Here’s a small snippet of their texts:

7/12/14 12:40 AM Incoming From: Conrad Roy:  okayy

7/12/14 4:07 AM Outgoing To: Conrad Roy:   Conrad!

7/12/14 4:18 AM Outgoing To: Conrad Roy:  Hey you there?

7/12/14 4:19 AM Incoming From: Conrad Roy:  hey sorry I fell asleep

7/12/14 4:19 AM Outgoing To: Conrad Roy:  Its okay, Why haven’t you done it yet tho?

7/12/14 4:21 AM Incoming From: Conrad Roy: I’m too messed up to

7/12/14 4:21 AM Outgoing To: Conrad Roy:  What are you talking about

7/12/14 4:21 AM Incoming From: Conrad Roy: my head

7/12/14 4:22 AM Outgoing To: Conrad Roy: You can’t think about it You just have to do it? You said you were gonna do it like I don’t get why you arent

7/12/14 4:24 AM Incoming From: Conrad Roy: I don’t get it either. idk

7/12/14 4:25 AM Outgoing To: Conrad Roy: So I guess you aren’t gonna do it then, all that for nothing

7/12/14 4:27 AM Outgoing To: Conrad Roy: I’m just confused like you were so ready and determined

See all their texts, including their horrific exchange around the time of Roy’s death, here.

Three years after Roy’s death, the landmark case was just concluded and Carter, who is now 20, was found guilty of involuntary manslaughter in the death of Conrad Roy. She will be sentenced Aug. 3, 2017 and could face up to 20 years in prison.

This was a difficult case to follow. For the sake of Roy and teens who are dealing with issues across our globe, please, let’s all take a moment to talk to our kids about the following:

  • Tell them about this case. Don’t hide it. Even if you are uncomfortable, if you have given your child a phone or allowed them to have any social media accounts, you owe it to them to share all the risks and dangers. Please, share the facts and talk through what Carter did wrong and what she should have done instead.
  • Remind teens that virtual actions have real-life consequences. Some of those consequences are legal and forever life altering. Carter was found by the court to be virtually present when Roy died. Facing up to 20 years in prison, her life will never be the same.
  • Know what to do when you don’t know how to respond. When you face a situation online you don’t know how to respond to, ask a trusted adult. Remember, anytime a person is expressing thoughts of suicide – no matter what stage they are in their conversation – alert, alert, alert someone you trust. Carter was not old enough, mature enough or wise enough to offer assistance to Roy. She should have talked to his parents or her parents, a teacher, police officer or a school resource officer.
  • Your online activity is permanent. Every stroke, every letter, every like, share and comment is permanent. Whether you delete it or not, whether the app you are using says it will be erased or not, it’s all permanent. Everything lives on a server somewhere and can always be brought to light through the power of the courts and investigations.
  • Nothing online is private. Even if you are in a private text series or in a private chat room or doing searches in a private browser, nothing is ever truly private. Don’t be deceived by platforms that say your identity and/or your actions are unknown; again, everything and anything can and will be brought to light through the power of the courts and investigators looking for illegal activity. There can never be an expectation of privacy online. While kids can often outsmart their parents and guardians online, they cannot outsmart a computer or technology forensic investigator.

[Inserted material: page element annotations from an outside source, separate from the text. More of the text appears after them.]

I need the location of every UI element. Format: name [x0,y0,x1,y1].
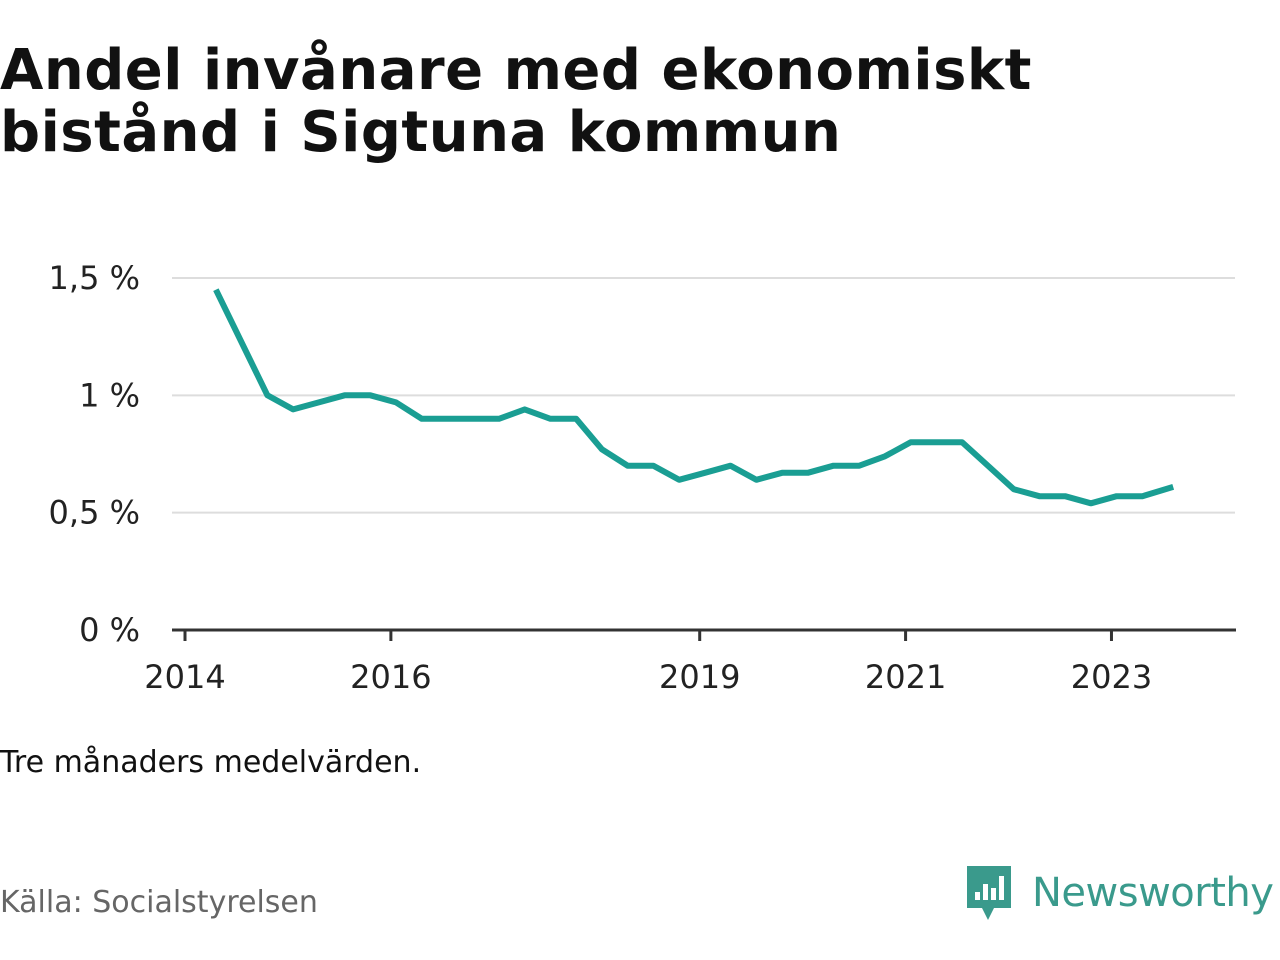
x-tick-label: 2019 [659,658,740,696]
y-tick-label: 0,5 % [49,494,140,532]
x-axis: 2014 2016 2019 2021 2023 [144,628,1236,696]
x-tick-label: 2021 [865,658,946,696]
y-tick-label: 0 % [79,611,140,649]
chart-note: Tre månaders medelvärden. [0,745,422,780]
y-tick-label: 1,5 % [49,259,140,297]
y-axis: 0 % 0,5 % 1 % 1,5 % [49,259,140,649]
brand-name: Newsworthy [1032,870,1274,916]
source-credit: Källa: Socialstyrelsen [0,885,318,920]
gridlines [172,277,1235,514]
chart-title: Andel invånare med ekonomiskt bistånd i … [0,38,1032,165]
line-chart: 0 % 0,5 % 1 % 1,5 % 2014 2016 2019 2021 2023 [49,259,1236,696]
brand-logo: Newsworthy [964,862,1274,924]
y-tick-label: 1 % [79,376,140,414]
series-line [213,288,1175,507]
series-layer [213,288,1175,507]
x-tick-label: 2014 [144,658,225,696]
x-tick-label: 2016 [350,658,431,696]
newsworthy-logo-icon [967,866,1011,920]
x-tick-label: 2023 [1071,658,1152,696]
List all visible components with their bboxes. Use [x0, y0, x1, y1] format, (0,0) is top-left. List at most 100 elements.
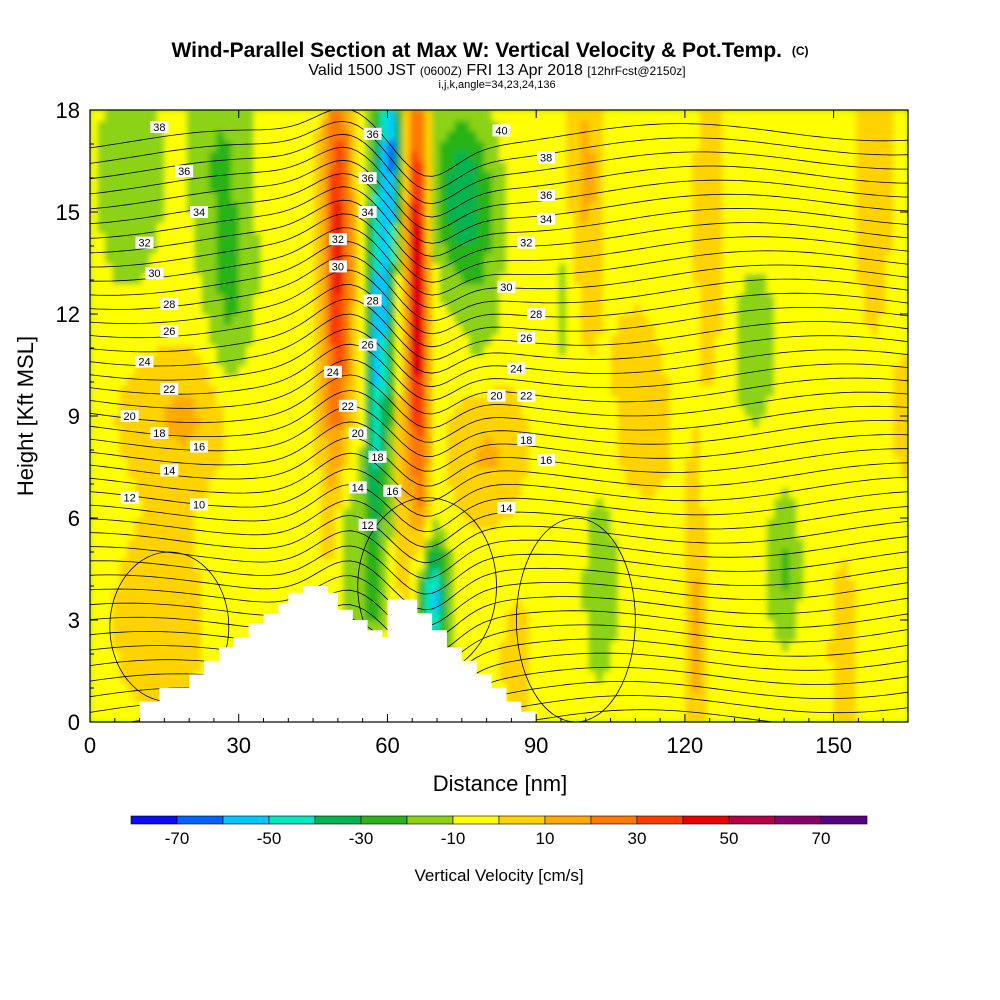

I think you would agree, especially if you’ve read the texts, that this is a heart-breaking case. Roy did not truly want to die . . . he needed help. My thoughts are forever with his family. But the injustice of it all must get us fired up to do more when it comes to talking to and teaching our children. This current online, virtual world, is forcing us to do so. Who knows what the next 24 hours of their online activity will contain? Today is a great day to have important conversations and start standing in the gap. For the sake of Conrad Roy and others like him, let’s keep talking.